Lord Jesus Christ, you wanted to experience the poverty, the
hunger, the suffering and the persecution that is the lot of many. Give us a
share in the newness of your own risen life, and let our lives proclaim the
happiness to which you call us, for you are our Lord forever. R/ Amen.
Prayer over the Gifts
Lord God, loving Father, in the poverty of our hearts you
give us your Son Jesus Christ as our food and drink of life. May he give us the
courage to place all our trust and hope in him, that we may follow him, not
blindly, but knowingly and deliberately on his way of loyalty and poverty, that
we may attain with him your happiness that lasts forever. R/ Amen.
Introduction to the Eucharistic Prayer
Let us thank and praise the Father in heaven, for we know
that we are in his hands. In him we have life and true happiness.
Introduction to the Lord’s Prayer
With those who hunger for bread, for love and for happiness,
let us pray to the Father in heaven in the words taught us by his Son: R/ Our
Father...
Deliver Us
Deliver, us, Lord, from the curse of placing our trust in ourselves, our possessions, our plans, our own schemes for happiness. Instead, grant us the blessing of going your insecure ways, of living with our poverty and hungering for your love and truth, as we wait in joyful hope for the coming in glory of our risen Savior, Jesus Christ. R/ For the kingdom...
Invitation to Communion
This is our Lord who said: ”Happy are you who are poor; happy are you who are hungry now, for you shall be satisfied.” Happy indeed are we to be invited to the table of the Lord to be filled with his life and blessing. R/ Lord, I am not worthy...
Prayer after Communion
Lord our God, the words spoken to us today by Jesus your Son
are hard to hear and accept; they go against our mentality. Let your Son make
us wise with your own insight and wisdom and let him give us the courage to be
on the side of the poor and the suffering, that our human insufficiency may
attract the riches of your grace, which you offer us through Jesus Christ our
Lord. R/ Amen.
Blessing
Curse or blessing... Choose, said Jeremiah. Good for you... Alas for you, said Jesus through the evangelist Luke. Let us be aware of our own indigence, that before God, we are after all beggars who have to open our hands and to reach out to him for happiness that can last. May it not be alas or a curse, but may God bless you: the Father, and the Son, and the Holy Spirit.
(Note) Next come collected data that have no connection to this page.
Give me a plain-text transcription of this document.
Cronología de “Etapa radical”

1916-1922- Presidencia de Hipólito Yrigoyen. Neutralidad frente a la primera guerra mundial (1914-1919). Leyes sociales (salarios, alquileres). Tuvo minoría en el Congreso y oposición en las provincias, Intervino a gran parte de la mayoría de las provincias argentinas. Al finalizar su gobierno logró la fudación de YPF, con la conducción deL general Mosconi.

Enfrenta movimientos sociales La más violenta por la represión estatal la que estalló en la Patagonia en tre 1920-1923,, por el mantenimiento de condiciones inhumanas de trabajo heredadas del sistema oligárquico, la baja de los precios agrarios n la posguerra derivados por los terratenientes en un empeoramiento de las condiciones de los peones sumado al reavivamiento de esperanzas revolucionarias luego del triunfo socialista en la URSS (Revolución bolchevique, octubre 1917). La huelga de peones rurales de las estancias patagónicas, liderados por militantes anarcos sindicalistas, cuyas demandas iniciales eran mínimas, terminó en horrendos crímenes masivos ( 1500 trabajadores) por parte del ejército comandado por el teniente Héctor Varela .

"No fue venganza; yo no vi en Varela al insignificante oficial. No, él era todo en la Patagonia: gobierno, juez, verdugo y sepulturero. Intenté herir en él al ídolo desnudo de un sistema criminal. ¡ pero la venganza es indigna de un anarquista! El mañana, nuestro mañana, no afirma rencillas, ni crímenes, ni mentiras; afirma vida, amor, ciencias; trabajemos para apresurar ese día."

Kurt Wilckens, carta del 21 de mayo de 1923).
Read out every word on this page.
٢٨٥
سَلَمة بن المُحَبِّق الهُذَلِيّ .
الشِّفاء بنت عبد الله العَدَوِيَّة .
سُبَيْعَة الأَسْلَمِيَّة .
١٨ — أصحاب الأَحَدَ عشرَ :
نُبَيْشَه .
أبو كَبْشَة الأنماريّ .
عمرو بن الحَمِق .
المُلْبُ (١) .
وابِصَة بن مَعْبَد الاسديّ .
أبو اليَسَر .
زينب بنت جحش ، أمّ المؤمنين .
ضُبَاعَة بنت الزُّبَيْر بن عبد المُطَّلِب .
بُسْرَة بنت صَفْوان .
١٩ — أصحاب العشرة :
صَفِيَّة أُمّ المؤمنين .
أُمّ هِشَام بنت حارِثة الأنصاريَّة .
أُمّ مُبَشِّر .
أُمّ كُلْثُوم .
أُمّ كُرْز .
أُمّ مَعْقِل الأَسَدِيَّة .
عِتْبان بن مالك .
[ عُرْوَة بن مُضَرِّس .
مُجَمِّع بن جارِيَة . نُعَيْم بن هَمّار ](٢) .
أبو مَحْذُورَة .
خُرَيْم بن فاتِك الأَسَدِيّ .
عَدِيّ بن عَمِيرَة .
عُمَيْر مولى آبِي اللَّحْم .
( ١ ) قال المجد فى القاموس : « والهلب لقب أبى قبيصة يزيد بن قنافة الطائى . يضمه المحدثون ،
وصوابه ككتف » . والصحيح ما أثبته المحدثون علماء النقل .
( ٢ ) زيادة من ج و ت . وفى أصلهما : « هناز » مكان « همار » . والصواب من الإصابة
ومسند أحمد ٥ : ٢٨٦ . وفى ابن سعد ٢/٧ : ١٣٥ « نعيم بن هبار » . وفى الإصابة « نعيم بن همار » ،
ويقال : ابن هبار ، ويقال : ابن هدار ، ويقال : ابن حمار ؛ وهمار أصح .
R/ Amen.
May the Lord go with you
and fill your every need.
R/ Thanks be to God.
Commentary
Becoming Beatitudes
Read:
Jeremiah declares the cause of blessedness: absolute trust
in God. For Paul, the resurrection of Christ is the justification of our hope.
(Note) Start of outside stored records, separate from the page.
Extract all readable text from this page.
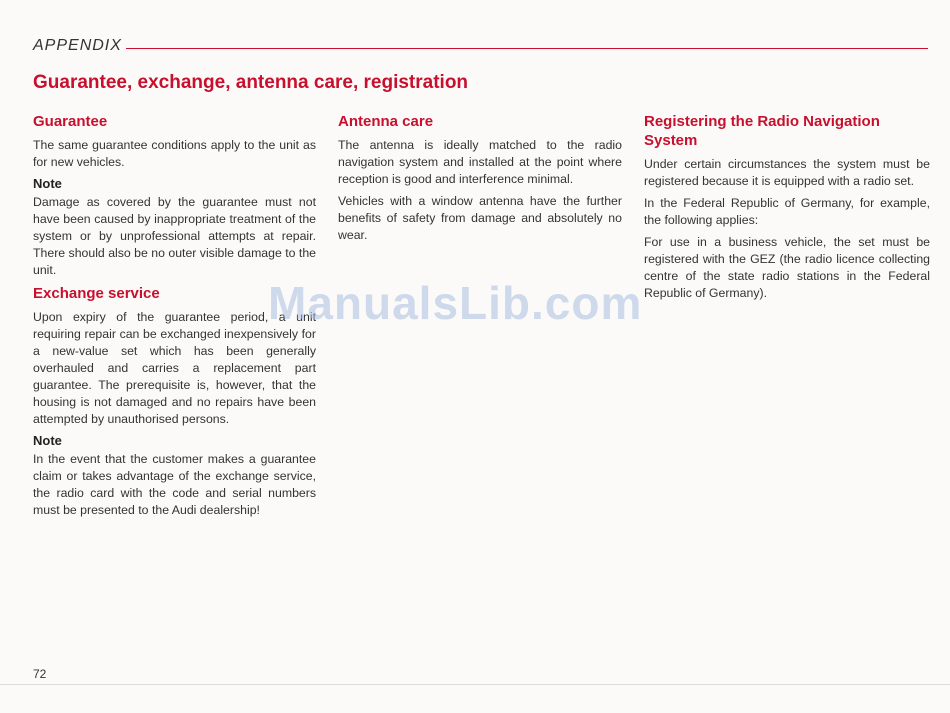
APPENDIX
Guarantee, exchange, antenna care, registration
Guarantee

The same guarantee conditions apply to the unit as for new vehicles.

Note

Damage as covered by the guarantee must not have been caused by inappropriate treatment of the system or by unprofessional attempts at repair. There should also be no outer visible damage to the unit.

Exchange service

Upon expiry of the guarantee period, a unit requiring repair can be exchanged inexpensively for a new-value set which has been generally overhauled and carries a replacement part guarantee. The prerequisite is, however, that the housing is not damaged and no repairs have been attempted by unauthorised persons.

Note

In the event that the customer makes a guarantee claim or takes advantage of the exchange service, the radio card with the code and serial numbers must be presented to the Audi dealership!

Antenna care

The antenna is ideally matched to the radio navigation system and installed at the point where reception is good and interference minimal.

Vehicles with a window antenna have the further benefits of safety from damage and absolutely no wear.

Registering the Radio Navigation System

Under certain circumstances the system must be registered because it is equipped with a radio set.

In the Federal Republic of Germany, for example, the following applies:

For use in a business vehicle, the set must be registered with the GEZ (the radio licence collecting centre of the state radio stations in the Federal Republic of Germany).

ManualsLib.com
72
Jesus pronounces the Beatitudes of his Kingdom.
Reflect:
Unfortunately, many well-meaning Christians are obsessed
with the Ten Commandments, like the rich young man of Mk 10:17-22. They are
stuck with a God who is a fearsome judge who keeps an account of their dos and
don’ts. If only we could migrate to the beauty of the Beatitudes! This is not
to reject the Commandments. Whereas the Commandments are all about ‘doing,’ the
Beatitudes are all about our ‘being.’ The doing should spring from our being,
and not vice versa! This can only happen if we listen to the wisdom Jeremiah
shares today: “Blessed is the man who puts his trust in the Lord and whose
confidence is in him!” When we are rooted in the being of Christ by becoming
the Beatitudes, “the year of drought is no problem and [we] can always bear
fruit”—the dos and don’ts of the Commandments do not have to be forced; they
flow from our being.
Pray:
Make a short prayer out of each Beatitude.
Act:
Choose one of the Beatitudes to grow into, for this month. (Thus, choose for every month, hereafter.)